Koram grimaced at the gnome, as did the others.
“Why do you go around reading books like that?” Chalk asked Nudge.
“I had the ability to and it looked interesting!” squeaked the gnome.
“And now you are sickly and every day we run into those shadowy snakes!” complained the Scholar of Wexos. “We really need to find that book you read. Perhaps if we destroy it you will be free of this affliction.”
Valance shrugged. He enjoyed summoning spiders to thwart the shadow cobras and wasn’t moved either way.
An ancient book, bound in the thick skin of a mastodon, the Tome of the Serpent Lords is read easily enough by those with a magical means of reading the elder text, but reading this slim volume comes with a price.

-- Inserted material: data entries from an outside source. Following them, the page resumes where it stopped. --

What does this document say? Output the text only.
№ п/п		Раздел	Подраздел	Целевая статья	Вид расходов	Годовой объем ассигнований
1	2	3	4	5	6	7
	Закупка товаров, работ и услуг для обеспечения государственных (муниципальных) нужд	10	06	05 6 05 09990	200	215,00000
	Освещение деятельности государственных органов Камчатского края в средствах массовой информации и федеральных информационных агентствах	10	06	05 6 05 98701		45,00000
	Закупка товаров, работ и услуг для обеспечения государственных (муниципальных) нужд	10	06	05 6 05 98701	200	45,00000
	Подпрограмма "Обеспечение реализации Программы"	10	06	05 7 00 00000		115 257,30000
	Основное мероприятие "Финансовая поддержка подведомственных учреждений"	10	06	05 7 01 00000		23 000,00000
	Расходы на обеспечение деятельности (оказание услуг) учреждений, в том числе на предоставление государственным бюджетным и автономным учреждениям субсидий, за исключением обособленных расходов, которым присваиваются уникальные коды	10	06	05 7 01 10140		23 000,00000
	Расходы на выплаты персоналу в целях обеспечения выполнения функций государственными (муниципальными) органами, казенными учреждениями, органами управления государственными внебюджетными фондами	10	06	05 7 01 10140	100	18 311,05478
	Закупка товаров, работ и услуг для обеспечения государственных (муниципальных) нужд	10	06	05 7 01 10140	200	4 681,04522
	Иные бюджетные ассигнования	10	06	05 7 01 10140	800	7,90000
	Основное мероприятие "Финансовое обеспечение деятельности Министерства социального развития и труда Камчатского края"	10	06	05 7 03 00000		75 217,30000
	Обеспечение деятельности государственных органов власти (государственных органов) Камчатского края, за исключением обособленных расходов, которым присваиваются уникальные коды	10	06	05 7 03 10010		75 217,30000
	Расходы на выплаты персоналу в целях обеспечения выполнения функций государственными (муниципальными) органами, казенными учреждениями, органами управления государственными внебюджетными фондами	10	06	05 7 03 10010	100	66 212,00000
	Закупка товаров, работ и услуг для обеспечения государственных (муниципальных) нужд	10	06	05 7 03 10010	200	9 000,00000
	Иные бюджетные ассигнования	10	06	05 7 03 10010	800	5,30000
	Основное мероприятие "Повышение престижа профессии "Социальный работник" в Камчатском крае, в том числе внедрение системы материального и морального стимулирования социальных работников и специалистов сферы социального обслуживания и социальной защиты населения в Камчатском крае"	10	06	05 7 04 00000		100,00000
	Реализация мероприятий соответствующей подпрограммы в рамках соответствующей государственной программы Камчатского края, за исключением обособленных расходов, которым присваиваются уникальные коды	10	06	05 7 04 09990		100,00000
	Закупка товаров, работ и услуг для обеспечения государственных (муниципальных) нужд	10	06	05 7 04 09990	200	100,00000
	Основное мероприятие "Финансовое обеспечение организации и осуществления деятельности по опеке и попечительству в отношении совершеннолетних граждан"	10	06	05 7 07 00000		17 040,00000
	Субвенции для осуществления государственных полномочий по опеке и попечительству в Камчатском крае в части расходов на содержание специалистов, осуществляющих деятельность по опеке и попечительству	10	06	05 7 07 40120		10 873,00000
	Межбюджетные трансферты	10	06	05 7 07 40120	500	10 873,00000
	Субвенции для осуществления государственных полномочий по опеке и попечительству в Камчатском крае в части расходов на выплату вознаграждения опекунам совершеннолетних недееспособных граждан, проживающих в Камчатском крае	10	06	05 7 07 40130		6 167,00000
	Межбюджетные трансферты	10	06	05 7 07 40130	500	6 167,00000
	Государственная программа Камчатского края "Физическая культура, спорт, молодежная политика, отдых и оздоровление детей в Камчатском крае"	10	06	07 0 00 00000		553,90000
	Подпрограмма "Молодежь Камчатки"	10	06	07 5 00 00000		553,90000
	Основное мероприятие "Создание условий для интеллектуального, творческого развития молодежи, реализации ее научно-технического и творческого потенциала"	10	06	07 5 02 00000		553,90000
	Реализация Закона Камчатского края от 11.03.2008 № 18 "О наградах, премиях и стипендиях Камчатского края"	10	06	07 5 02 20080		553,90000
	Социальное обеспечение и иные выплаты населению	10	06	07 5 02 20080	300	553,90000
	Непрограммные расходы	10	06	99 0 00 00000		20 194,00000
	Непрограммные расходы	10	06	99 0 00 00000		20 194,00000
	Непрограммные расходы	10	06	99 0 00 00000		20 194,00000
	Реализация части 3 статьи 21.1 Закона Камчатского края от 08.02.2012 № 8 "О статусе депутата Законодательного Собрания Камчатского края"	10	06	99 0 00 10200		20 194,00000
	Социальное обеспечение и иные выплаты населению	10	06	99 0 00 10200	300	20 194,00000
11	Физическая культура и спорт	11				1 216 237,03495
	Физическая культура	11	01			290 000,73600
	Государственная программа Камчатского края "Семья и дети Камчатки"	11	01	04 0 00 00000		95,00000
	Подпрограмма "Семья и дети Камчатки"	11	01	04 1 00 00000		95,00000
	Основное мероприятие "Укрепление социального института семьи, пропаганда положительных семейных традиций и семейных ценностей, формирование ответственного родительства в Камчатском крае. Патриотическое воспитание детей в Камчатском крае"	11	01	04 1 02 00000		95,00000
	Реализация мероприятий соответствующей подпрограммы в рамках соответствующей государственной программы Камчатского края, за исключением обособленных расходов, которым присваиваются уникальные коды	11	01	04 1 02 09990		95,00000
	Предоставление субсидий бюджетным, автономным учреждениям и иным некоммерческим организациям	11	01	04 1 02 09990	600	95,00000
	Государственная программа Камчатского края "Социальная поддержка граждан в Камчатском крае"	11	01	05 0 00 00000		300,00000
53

Benefit: Anyone using the Read Languages, Read Magic or Comprehend Languages spell can easily decipher these old twisting runes and understand the sinister writings in this book, which is a treatise on the Serpent Lords of ancient times, although it was written by the devotees of these monsters and as such has a strange effect on its readers. At first the reader gains +1 to Intelligence, which is permanent and a great incentive to keep reading. After one week the reader has suffered a loss of 1d4 Constitution, which is temporary, depending on whether the book can be found and destroyed or not. If the book is not destroyed the reader starts encountering 1d6 Shadow Cobras (q.v.) per day that will always single out the one who read the book first over anyone else. If multiple readers are present the shadowy serpents will attack magic-using characters first before anyone else. Destroying the book (one of literally dozens the serpent people have dispersed-but each person that reads the book is tied to that particular tome) lost Constitution points return, the Shadow Cobras cease their attacks, but the point of Intelligence remains.
Usable by: Anyone who can read the books-usually by magical means.